Provider Contract Reference

Vulnerability providers convert SBOM component identities into provider-neutral VulnerabilityFinding objects. The vexcalibur generate workflow can then render those findings as CycloneDX VEX without knowing the provider’s request or file format.

Interface

A provider implements vexcalibur.domain.VulnerabilitySource:

from vexcalibur.domain import ComponentIdentity, VulnerabilityFinding


class ExampleSource:
    def findings_for_components(
        self,
        components: tuple[ComponentIdentity, ...],
    ) -> tuple[VulnerabilityFinding, ...]:
        ...

components is the tuple returned by the package inventory loader. Each component includes:

  • ref: Vexcalibur component reference.
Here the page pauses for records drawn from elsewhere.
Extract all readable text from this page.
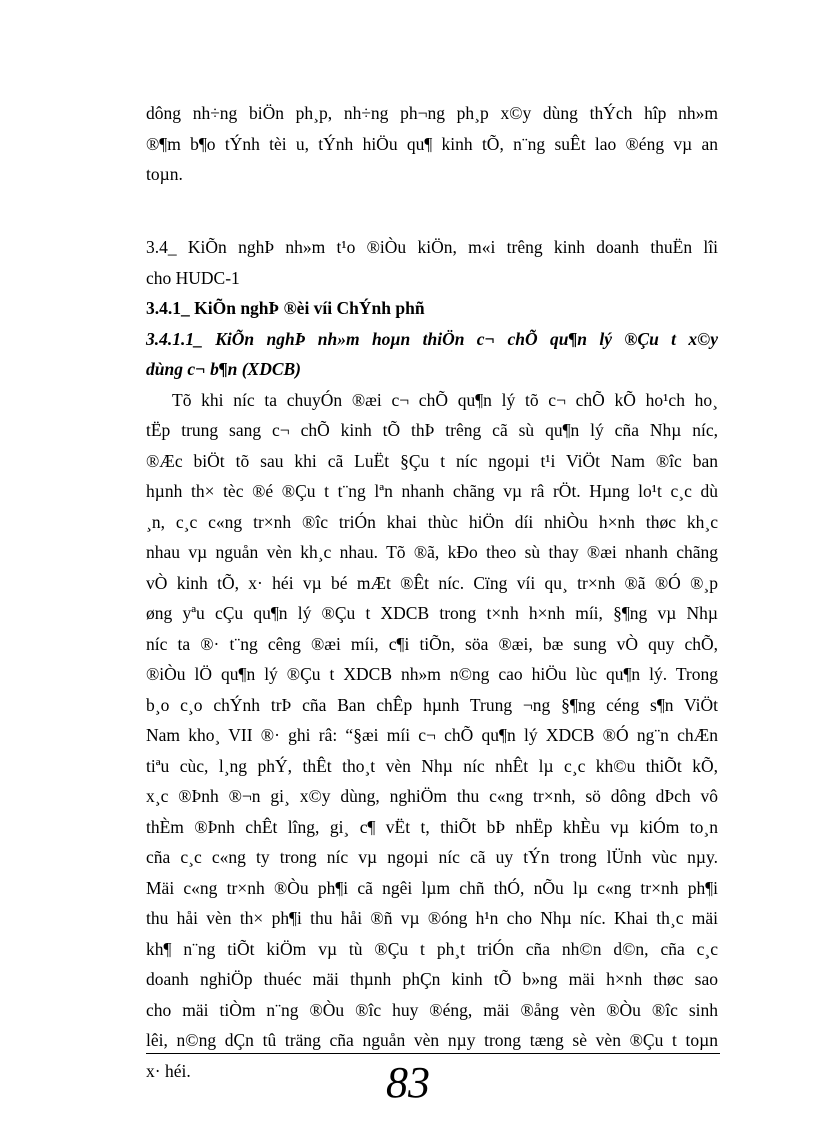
dông nh÷ng biÖn ph¸p, nh÷ng ph¬ng ph¸p x©y dùng thÝch hîp nh»m
®¶m b¶o tÝnh tèi u, tÝnh hiÖu qu¶ kinh tÕ, n¨ng suÊt lao ®éng vµ an
toµn.
3.4_ KiÕn nghÞ nh»m t¹o ®iÒu kiÖn, m«i trêng kinh doanh thuËn lîi
cho HUDC-1
3.4.1_ KiÕn nghÞ ®èi víi ChÝnh phñ
3.4.1.1_ KiÕn nghÞ nh»m hoµn thiÖn c¬ chÕ qu¶n lý ®Çu t x©y
dùng c¬ b¶n (XDCB)
Tõ khi níc ta chuyÓn ®æi c¬ chÕ qu¶n lý tõ c¬ chÕ kÕ ho¹ch ho¸
tËp trung sang c¬ chÕ kinh tÕ thÞ trêng cã sù qu¶n lý cña Nhµ níc,
®Æc biÖt tõ sau khi cã LuËt §Çu t níc ngoµi t¹i ViÖt Nam ®îc ban
hµnh th× tèc ®é ®Çu t t¨ng lªn nhanh chãng vµ râ rÖt. Hµng lo¹t c¸c dù
¸n, c¸c c«ng tr×nh ®îc triÓn khai thùc hiÖn díi nhiÒu h×nh thøc kh¸c
nhau vµ nguån vèn kh¸c nhau. Tõ ®ã, kÐo theo sù thay ®æi nhanh chãng
vÒ kinh tÕ, x· héi vµ bé mÆt ®Êt níc. Cïng víi qu¸ tr×nh ®ã ®Ó ®¸p
øng yªu cÇu qu¶n lý ®Çu t XDCB trong t×nh h×nh míi, §¶ng vµ Nhµ
níc ta ®· t¨ng cêng ®æi míi, c¶i tiÕn, söa ®æi, bæ sung vÒ quy chÕ,
®iÒu lÖ qu¶n lý ®Çu t XDCB nh»m n©ng cao hiÖu lùc qu¶n lý. Trong
b¸o c¸o chÝnh trÞ cña Ban chÊp hµnh Trung ¬ng §¶ng céng s¶n ViÖt
Nam kho¸ VII ®· ghi râ: “§æi míi c¬ chÕ qu¶n lý XDCB ®Ó ng¨n chÆn
tiªu cùc, l¸ng phÝ, thÊt tho¸t vèn Nhµ níc nhÊt lµ c¸c kh©u thiÕt kÕ,
x¸c ®Þnh ®¬n gi¸ x©y dùng, nghiÖm thu c«ng tr×nh, sö dông dÞch vô
thÈm ®Þnh chÊt lîng, gi¸ c¶ vËt t, thiÕt bÞ nhËp khÈu vµ kiÓm to¸n
cña c¸c c«ng ty trong níc vµ ngoµi níc cã uy tÝn trong lÜnh vùc nµy.
Mäi c«ng tr×nh ®Òu ph¶i cã ngêi lµm chñ thÓ, nÕu lµ c«ng tr×nh ph¶i
thu håi vèn th× ph¶i thu håi ®ñ vµ ®óng h¹n cho Nhµ níc. Khai th¸c mäi
kh¶ n¨ng tiÕt kiÖm vµ tù ®Çu t ph¸t triÓn cña nh©n d©n, cña c¸c
doanh nghiÖp thuéc mäi thµnh phÇn kinh tÕ b»ng mäi h×nh thøc sao
cho mäi tiÒm n¨ng ®Òu ®îc huy ®éng, mäi ®ång vèn ®Òu ®îc sinh
lêi, n©ng dÇn tû träng cña nguån vèn nµy trong tæng sè vèn ®Çu t toµn
x· héi.	83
Local CycloneDX input uses the CycloneDX bom-ref; GitHub Dependency Graph SBOM input uses the SPDX package SPDXID when present, otherwise the package URL.

  • name: component name.

  • version: component version, or None.

  • purl: parsed packageurl.PackageURL.

  • type: CycloneDX component type string, defaulting to library.

The method returns zero or more VulnerabilityFinding objects.

Finding Fields

Each finding must include:

  • id: vulnerability identifier.

  • source_name: provider or analysis source name.

  • source_url: provider or advisory URL.

  • component_ref: ref from the parsed component identity.

  • purl: package URL string for the affected component.

Optional fields:

  • modified: vulnerability update timestamp.

  • analysis_state: CycloneDX VEX state. Defaults to in_triage.

  • analysis_detail: human-readable analysis detail. Defaults to Detected by vulnerability source; manual exploitability analysis required.

The renderer rejects findings whose component_ref is not present in the parsed component set.

Errors

Use the shared error hierarchy so the CLI can report useful categories:

  • Raise VulnerabilitySourceInputError when the SBOM components cannot produce provider-specific queries or matches. generate reports this as an SBOM ingest failure because the source cannot operate on the provided inventory.

  • Raise a VulnerabilitySourceError subclass for provider configuration, network, response-shape, parsing, or local-file failures.

  • Keep provider-specific subclasses when callers need to distinguish failures.

Do not leak provider stack traces to normal CLI users. The CLI catches known source errors and prints category-prefixed failure messages.

Trust Boundary

Network providers must make data sharing explicit. The OSV provider fails closed for https://api.osv.dev unless the caller passes --allow-public-osv, and it accepts private mirrors through --osv-url.

New public network providers should follow the same pattern:

  • Identify the public default endpoint.

  • Require an explicit opt-in before sending package URLs, versions, or SBOM-derived inventories to that endpoint.

  • Support private or internal endpoints when the provider API can be mirrored.

  • Document what package data leaves the local environment.

Offline providers should avoid constructing network clients and should make local-file size, schema, and matching limits explicit.

Provider Mapping

Provider-specific code belongs under vexcalibur.sources.

Recommended provider shape:

  1. Validate provider configuration before sending requests or reading large files.

  2. Convert ComponentIdentity values into provider-specific queries or lookup keys.

  3. Validate provider responses or local documents before mapping findings.

  4. Return sorted, immutable tuples when practical.

  5. Let the shared renderer handle CycloneDX grouping, affected components, and VEX JSON formatting.

Avoid duplicating CycloneDX output rules in provider code. Providers should produce VulnerabilityFinding objects and leave rendering to vexcalibur.vex.

Tests

Provider changes should include focused tests for:

  • configuration validation and fail-closed public-service policy;

  • request or document parsing;

  • pagination or repeated-token failures for network providers;

  • invalid response or file shapes;

  • mapping into VulnerabilityFinding;

  • CLI error messages when the provider is reachable from a command.

Run the normal offline test suite before opening a provider pull request:

uv run --frozen python -m pytest -m "not live"

Run live tests only when the provider’s public-service boundary has been reviewed and the package data used by the test is safe to send.